さて、めちゃくちゃ可愛かったあの子から、名前を聞くのを忘れた事のダメージからは立ち直ったはずだ。


この世界は一体どこなんだろう?異世界だよな?あの子みたいに尻尾なんか生えている亜人なんかもいるだろうし。


……魔法もあるのかな?一応転移か召喚されたんだし、何か一つぐらいチートもあるんじゃ無いかな?だってそうでもしないとあんな美少女が俺なんかに優しくするなんておかしいもんな。


……でも、やり方が分からないな。そうだ、俺は剣も持っている。元剣道部なんだし、もしかしたらそっち方面で強いとか?


俺は腰に帯びた一本の剣を引き抜く。重……たくはないな。ぱっと見で持てなさそうな重量を感じたんだが……あれ?俺ってこんなに力あったっけ?……絶対になかった。なら、これも未来の俺が頑張った証ってことか?


よく見ると全然体つきが違う。身長も少し伸びている気がする。……どのくらいの時間をこっちで過ごしたんだ?


とりあえずジャンプ力でも試すか。装備も見たところ、防具よりもはるかに重たそうだしな。まぁ、せいぜい今の俺ぐらい跳べたら良い方だろう。俺は剣を鞘に戻し、思いっきりジャンプをしてみた。


「うぉっ!」


俺は驚いた。まさか自分の身長以上の約2メートルも跳べるなんて!しかもこんなに今の俺ならジャンプすらできなさそうな装備を身につけてで。


俺は未来の俺が鍛えた自分の体を知りたくなって、全速力で走ってみた。案の定、こんな装備をつけているのに今の俺より全然速かった。


な、何をやったらここまでのハイスペックになるんだ?この身体能力がもう既にチートなんじゃ?……いや、それは無いな。


俺は自分の周りにあるクレーターを見てそう言った。あの美少女の事で頭がいっぱいだったからさっきは気づかなかったが、これはどう考えても人の仕業とは思えないな。


この力の前には俺のこの身体能力も意味をなさないだろうし。多分このクレーターを作った奴にでも俺はやられたんだろうな。そして現在記憶喪失と。

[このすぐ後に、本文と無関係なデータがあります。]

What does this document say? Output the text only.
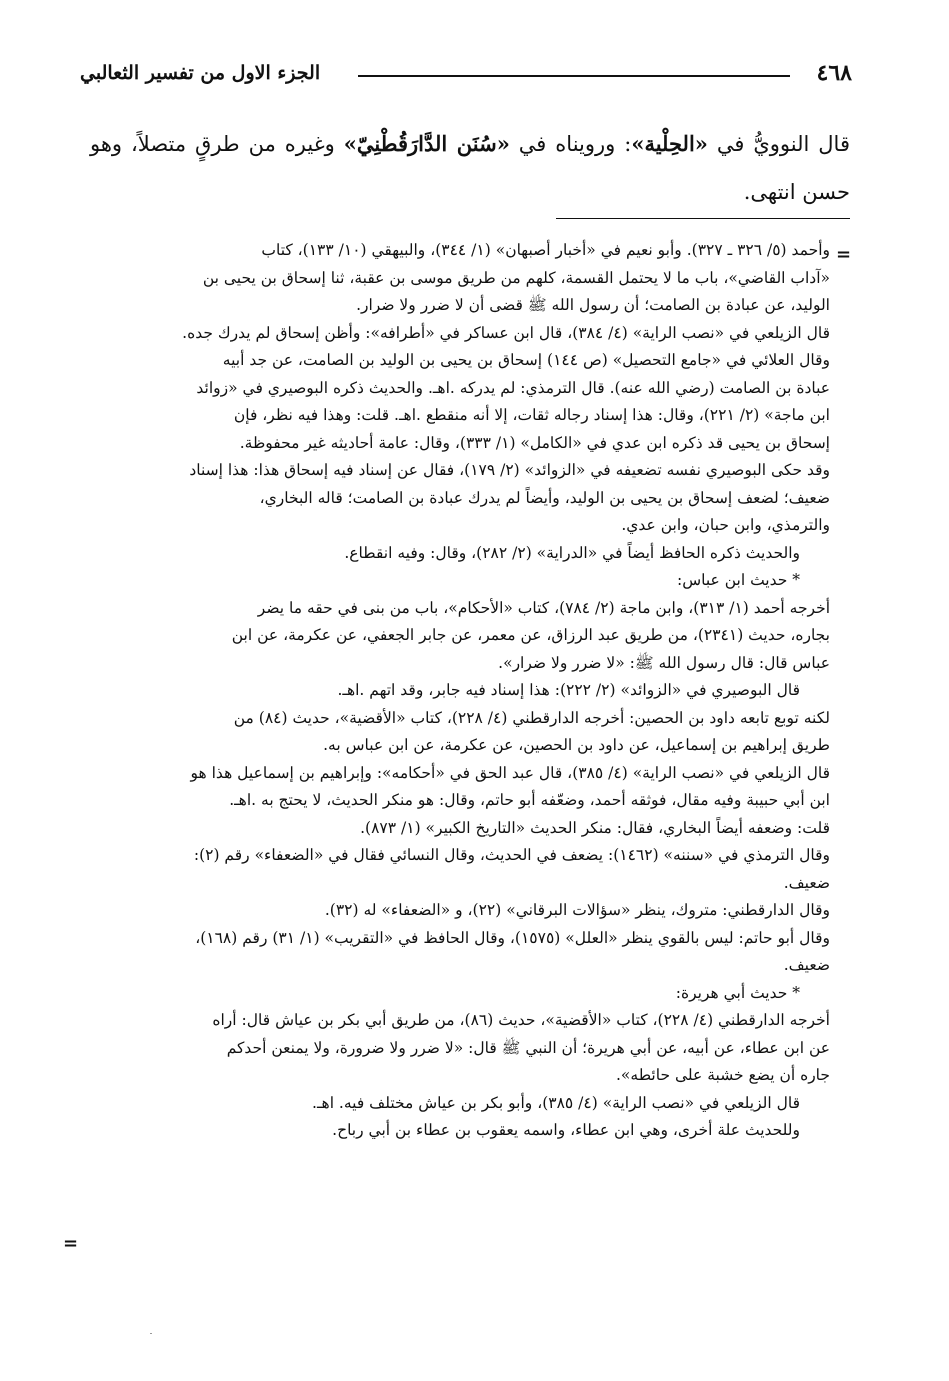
٤٦٨
الجزء الاول من تفسير الثعالبي
قال النوويُّ في «الحِلْية»: ورويناه في «سُنَن الدَّارَقُطْنِيّ» وغيره من طرقٍ متصلاً، وهو حسن انتهى.
=
وأحمد (٥/ ٣٢٦ ـ ٣٢٧). وأبو نعيم في «أخبار أصبهان» (١/ ٣٤٤)، والبيهقي (١٠/ ١٣٣)، كتاب
«آداب القاضي»، باب ما لا يحتمل القسمة، كلهم من طريق موسى بن عقبة، ثنا إسحاق بن يحيى بن
الوليد، عن عبادة بن الصامت؛ أن رسول الله ﷺ قضى أن لا ضرر ولا ضرار.
قال الزيلعي في «نصب الراية» (٤/ ٣٨٤)، قال ابن عساكر في «أطرافه»: وأظن إسحاق لم يدرك جده.
وقال العلائي في «جامع التحصيل» (ص ١٤٤) إسحاق بن يحيى بن الوليد بن الصامت، عن جد أبيه
عبادة بن الصامت (رضي الله عنه). قال الترمذي: لم يدركه .اهـ. والحديث ذكره البوصيري في «زوائد
ابن ماجة» (٢/ ٢٢١)، وقال: هذا إسناد رجاله ثقات، إلا أنه منقطع .اهـ. قلت: وهذا فيه نظر، فإن
إسحاق بن يحيى قد ذكره ابن عدي في «الكامل» (١/ ٣٣٣)، وقال: عامة أحاديثه غير محفوظة.
وقد حكى البوصيري نفسه تضعيفه في «الزوائد» (٢/ ١٧٩)، فقال عن إسناد فيه إسحاق هذا: هذا إسناد
ضعيف؛ لضعف إسحاق بن يحيى بن الوليد، وأيضاً لم يدرك عبادة بن الصامت؛ قاله البخاري،
والترمذي، وابن حبان، وابن عدي.
والحديث ذكره الحافظ أيضاً في «الدراية» (٢/ ٢٨٢)، وقال: وفيه انقطاع.
* حديث ابن عباس:
أخرجه أحمد (١/ ٣١٣)، وابن ماجة (٢/ ٧٨٤)، كتاب «الأحكام»، باب من بنى في حقه ما يضر
بجاره، حديث (٢٣٤١)، من طريق عبد الرزاق، عن معمر، عن جابر الجعفي، عن عكرمة، عن ابن
عباس قال: قال رسول الله ﷺ: «لا ضرر ولا ضرار».
قال البوصيري في «الزوائد» (٢/ ٢٢٢): هذا إسناد فيه جابر، وقد اتهم .اهـ.
لكنه توبع تابعه داود بن الحصين: أخرجه الدارقطني (٤/ ٢٢٨)، كتاب «الأقضية»، حديث (٨٤) من
طريق إبراهيم بن إسماعيل، عن داود بن الحصين، عن عكرمة، عن ابن عباس به.
قال الزيلعي في «نصب الراية» (٤/ ٣٨٥)، قال عبد الحق في «أحكامه»: وإبراهيم بن إسماعيل هذا هو
ابن أبي حبيبة وفيه مقال، فوثقه أحمد، وضعّفه أبو حاتم، وقال: هو منكر الحديث، لا يحتج به .اهـ.
قلت: وضعفه أيضاً البخاري، فقال: منكر الحديث «التاريخ الكبير» (١/ ٨٧٣).
وقال الترمذي في «سننه» (١٤٦٢): يضعف في الحديث، وقال النسائي فقال في «الضعفاء» رقم (٢):
ضعيف.
وقال الدارقطني: متروك، ينظر «سؤالات البرقاني» (٢٢)، و «الضعفاء» له (٣٢).
وقال أبو حاتم: ليس بالقوي ينظر «العلل» (١٥٧٥)، وقال الحافظ في «التقريب» (١/ ٣١) رقم (١٦٨)،
ضعيف.
* حديث أبي هريرة:
أخرجه الدارقطني (٤/ ٢٢٨)، كتاب «الأقضية»، حديث (٨٦)، من طريق أبي بكر بن عياش قال: أراه
عن ابن عطاء، عن أبيه، عن أبي هريرة؛ أن النبي ﷺ قال: «لا ضرر ولا ضرورة، ولا يمنعن أحدكم
جاره أن يضع خشبة على حائطه».
قال الزيلعي في «نصب الراية» (٤/ ٣٨٥)، وأبو بكر بن عياش مختلف فيه. اهـ.
وللحديث علة أخرى، وهي ابن عطاء، واسمه يعقوب بن عطاء بن أبي رباح.
=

……起こったことが多すぎて、頭がパンクしそうだ。……俺は、何かあって記憶喪失になったのだろう。あの子に聞けば分かるのかな?


「トキヤ様、遅くなってすみません」


チワさんがいつの間にかそばに居た。いつの間に?


「うおっ!……あ、いや、別にそんなには待ってないよ。えっと……そう言えば君の名前を聞いてなかったんだけど、なんて言うのかな?」


よ〜し、完璧な受け答えのはず。若干キョドッてしまったが大丈夫なはず。


「あ、そう言えばまだ今のトキヤ様には言ってませんでしたね。私の名前はチワと言います。チワとお呼びください。前のトキヤ様もそう呼んでおりましたので」


「うぇ!……俺って君のーー」

「チワです。チワとお呼びください」


チワさんにそう言われた。


「……えっと、分かったよチワさーー」

「ですからチワですってトキヤ様。さん付けはやめてください。むしろトキヤ様にさん付けされる方が嫌ですので」


「あ……そう、なんだ。分かったよ……チワ」


「ふふっ、ありがとうございます」


チワと言う名の美少女は俺がそう呼ぶと、ニコリと微笑まれながらそう言った。その笑顔がとても可愛かった。


「あ、それでなんでこちらに?」


「はいトキヤ様!事情を説明しました。さ、皆さんがお待ちです。みんなトキヤ様の大切な仲間だった人たちです。記憶が無くてもきっとトキヤ様なら仲良くなれるはずです」


チワさんは俺に綺麗な手を差し伸べながらそう言った。俺は少し顔を赤くしながらその手を取った。手汗大丈夫かな?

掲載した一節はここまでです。